Im Radius von 120 Kilometern – so schätzt man die durchschnittliche Mobilitätsbereitschaft der Arbeitskräfte ein – um seine fünf deutschen Werke analysiert das Unternehmen die demographische Struktur. Dies überführt das Unternehmen in eine Reihe fein aufeinander abgestimmter Maßnahmen (siehe Kasten). Diese sind für sich genommen nicht neu.
Trotz des angesprochenen deutlichen Rückgangs an Bewerbungen gelingt es Unternehmen mit gutem Employer Branding besser als anderen, freie Stellen zu besetzen. Während der BDI-Durchschnitt bei 62 Prozent liegt, schafft etwa Phoenix Contact 87 Prozent und das, „obwohl wir hier – vorsichtig gesagt – nicht gerade zentral sitzen“, wie Olesch feststellt.
Das heißt zugleich, dass die Mehrheit der großen Mittelständler anders als die wenigen schon heute sehr stark internationalisierten Weltunternehmen, die den Auslandsanteil bei nachlassendem inländischem Fachkräftepotential tatsächlich verlagern könnten, auch weiterhin auf Deutschland mit seinem schrumpfenden Fachkräfteangebot zurückgeworfen ist. Hoffnung setzen Forscher in die stärkere Aktivierung von Frauen für naturwissenschaftliche und technische Berufe (MINT).
Eine stärkere Trennung von Zentrale und Werkbank und damit eine stärkere Internationalisierung ist für viele große Mittelständler kaum vorstellbar. „Die Stärke der deutschen Industrie beruht im Kern auf der engen Verbindung zwischen Forschung und Produktion“, sagt Dr. Oliver Stettes vom Institut der deutschen Wirtschaft in Köln. Hinzu kommt, dass etwa China und Indien durch Alterung und mangelnde Bildung vor eigenen Herausforderungen stehen.
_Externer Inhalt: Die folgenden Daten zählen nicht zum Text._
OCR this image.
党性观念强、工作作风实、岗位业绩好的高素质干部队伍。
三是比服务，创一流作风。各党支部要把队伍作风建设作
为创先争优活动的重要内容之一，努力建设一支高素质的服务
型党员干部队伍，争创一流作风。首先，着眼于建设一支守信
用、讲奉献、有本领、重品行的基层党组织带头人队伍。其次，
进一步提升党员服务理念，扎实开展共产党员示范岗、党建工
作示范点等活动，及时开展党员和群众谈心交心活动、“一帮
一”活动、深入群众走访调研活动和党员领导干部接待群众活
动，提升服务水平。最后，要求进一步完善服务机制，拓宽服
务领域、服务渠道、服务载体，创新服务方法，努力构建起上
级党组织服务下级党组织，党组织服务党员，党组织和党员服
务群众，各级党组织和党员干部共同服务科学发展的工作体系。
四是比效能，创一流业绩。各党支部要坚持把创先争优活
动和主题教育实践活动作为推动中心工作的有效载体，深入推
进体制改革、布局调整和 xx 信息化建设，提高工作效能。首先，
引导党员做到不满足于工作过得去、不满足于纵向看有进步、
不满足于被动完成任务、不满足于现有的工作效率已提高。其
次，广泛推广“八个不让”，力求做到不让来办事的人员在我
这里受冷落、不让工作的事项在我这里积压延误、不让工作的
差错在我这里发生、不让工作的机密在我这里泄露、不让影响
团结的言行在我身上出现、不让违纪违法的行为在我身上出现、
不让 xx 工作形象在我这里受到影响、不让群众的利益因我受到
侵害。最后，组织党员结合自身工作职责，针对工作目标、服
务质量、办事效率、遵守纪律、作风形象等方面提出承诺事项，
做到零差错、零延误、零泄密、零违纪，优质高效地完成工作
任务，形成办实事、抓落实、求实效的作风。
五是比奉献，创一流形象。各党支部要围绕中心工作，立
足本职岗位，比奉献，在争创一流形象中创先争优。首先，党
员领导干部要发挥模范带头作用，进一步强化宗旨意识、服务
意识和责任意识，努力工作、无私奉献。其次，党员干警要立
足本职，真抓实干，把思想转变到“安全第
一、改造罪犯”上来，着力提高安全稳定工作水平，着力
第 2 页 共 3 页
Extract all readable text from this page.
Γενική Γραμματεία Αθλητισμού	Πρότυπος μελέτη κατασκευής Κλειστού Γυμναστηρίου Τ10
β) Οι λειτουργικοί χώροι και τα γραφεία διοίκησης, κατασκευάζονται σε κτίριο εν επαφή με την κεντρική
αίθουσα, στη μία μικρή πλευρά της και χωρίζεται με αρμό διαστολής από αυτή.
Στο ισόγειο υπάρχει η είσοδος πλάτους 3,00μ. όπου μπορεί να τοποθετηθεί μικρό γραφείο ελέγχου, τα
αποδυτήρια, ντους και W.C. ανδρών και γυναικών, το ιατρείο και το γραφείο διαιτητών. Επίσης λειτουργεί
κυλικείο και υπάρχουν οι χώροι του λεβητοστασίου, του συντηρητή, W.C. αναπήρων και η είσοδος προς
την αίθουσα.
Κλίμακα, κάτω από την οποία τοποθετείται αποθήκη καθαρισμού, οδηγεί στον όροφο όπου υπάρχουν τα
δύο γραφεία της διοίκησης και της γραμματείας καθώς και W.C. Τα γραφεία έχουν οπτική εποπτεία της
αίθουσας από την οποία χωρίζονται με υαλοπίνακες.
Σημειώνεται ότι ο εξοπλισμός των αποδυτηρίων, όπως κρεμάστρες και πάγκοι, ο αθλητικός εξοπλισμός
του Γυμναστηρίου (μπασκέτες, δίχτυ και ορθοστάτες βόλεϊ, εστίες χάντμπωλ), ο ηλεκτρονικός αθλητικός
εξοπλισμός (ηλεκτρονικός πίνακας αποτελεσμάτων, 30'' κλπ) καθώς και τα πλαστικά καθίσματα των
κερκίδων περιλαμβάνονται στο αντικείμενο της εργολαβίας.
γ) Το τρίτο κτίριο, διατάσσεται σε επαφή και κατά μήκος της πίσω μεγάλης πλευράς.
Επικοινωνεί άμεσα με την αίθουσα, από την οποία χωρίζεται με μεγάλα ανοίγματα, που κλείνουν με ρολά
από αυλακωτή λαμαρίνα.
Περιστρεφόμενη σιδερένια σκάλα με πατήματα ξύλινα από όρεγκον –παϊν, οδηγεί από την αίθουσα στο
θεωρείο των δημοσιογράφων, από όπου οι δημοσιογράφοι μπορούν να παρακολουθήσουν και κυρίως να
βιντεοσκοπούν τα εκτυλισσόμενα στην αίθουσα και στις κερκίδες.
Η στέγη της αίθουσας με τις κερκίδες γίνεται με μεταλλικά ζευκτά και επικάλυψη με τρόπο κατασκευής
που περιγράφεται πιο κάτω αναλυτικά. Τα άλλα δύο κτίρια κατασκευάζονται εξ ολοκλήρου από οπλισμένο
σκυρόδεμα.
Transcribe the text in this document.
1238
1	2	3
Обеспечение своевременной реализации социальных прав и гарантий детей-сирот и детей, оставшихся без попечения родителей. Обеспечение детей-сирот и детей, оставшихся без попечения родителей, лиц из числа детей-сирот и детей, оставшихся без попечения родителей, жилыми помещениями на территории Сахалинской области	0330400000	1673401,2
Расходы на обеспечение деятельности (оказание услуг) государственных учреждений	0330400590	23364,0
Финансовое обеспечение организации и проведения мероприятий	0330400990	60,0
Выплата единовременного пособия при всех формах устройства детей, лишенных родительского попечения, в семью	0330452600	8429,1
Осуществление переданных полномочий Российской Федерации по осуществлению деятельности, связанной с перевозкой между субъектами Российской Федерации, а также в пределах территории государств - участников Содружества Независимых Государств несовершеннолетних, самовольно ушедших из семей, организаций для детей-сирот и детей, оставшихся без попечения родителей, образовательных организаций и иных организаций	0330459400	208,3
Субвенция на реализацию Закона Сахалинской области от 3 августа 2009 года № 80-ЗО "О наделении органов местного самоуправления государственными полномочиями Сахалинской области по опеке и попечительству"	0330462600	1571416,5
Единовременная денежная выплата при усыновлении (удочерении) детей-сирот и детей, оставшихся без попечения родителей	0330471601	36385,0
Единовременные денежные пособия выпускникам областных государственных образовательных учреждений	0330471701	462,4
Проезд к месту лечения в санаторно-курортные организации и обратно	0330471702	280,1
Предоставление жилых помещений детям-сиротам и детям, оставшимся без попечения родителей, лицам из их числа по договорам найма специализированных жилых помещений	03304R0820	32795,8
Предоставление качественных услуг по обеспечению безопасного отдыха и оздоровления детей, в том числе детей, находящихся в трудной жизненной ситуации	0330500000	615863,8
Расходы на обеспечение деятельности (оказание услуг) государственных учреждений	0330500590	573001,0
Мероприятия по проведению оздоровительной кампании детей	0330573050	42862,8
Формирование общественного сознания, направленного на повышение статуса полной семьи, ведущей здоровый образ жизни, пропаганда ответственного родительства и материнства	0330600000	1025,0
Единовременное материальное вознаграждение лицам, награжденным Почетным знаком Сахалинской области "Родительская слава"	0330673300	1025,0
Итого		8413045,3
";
Nach insgesamt 15 Jahren hat man in Blomberg mit dem Thema bereits einige Erfahrung. Das Durchschnittsalter der Belegschaft liegt bei 38 Jahren und damit nur wenig höher als bei SMA Solar, wo man das Thema noch als nachrangig ansieht. 1990 lag dieses bei Phoenix Contact noch bei 31 Jahren. Stoppen kann man den Prozess nicht, höchstens bremsen.
In diesem Jahr starten die Blomberger eine erneute Offensive. Die Ausbildungsquote steigt auf ein Drittel über den eigentlichen Bedarf. So fühlt man sich für den höheren Wettbewerb auf dem Arbeitsmarkt gerüstet. Man muss mit dem arbeiten, was da ist. Rekrutiert wird vermehrt aus bildungsfernen Schichten. Wer hätte gedacht, dass die Demographie ein Hebel für die Unterschichtenproblematik werden könnte? Unternehmen als Integratoren aus Eigeninteresse: Wie finden Sie das, Herr Sarrazin?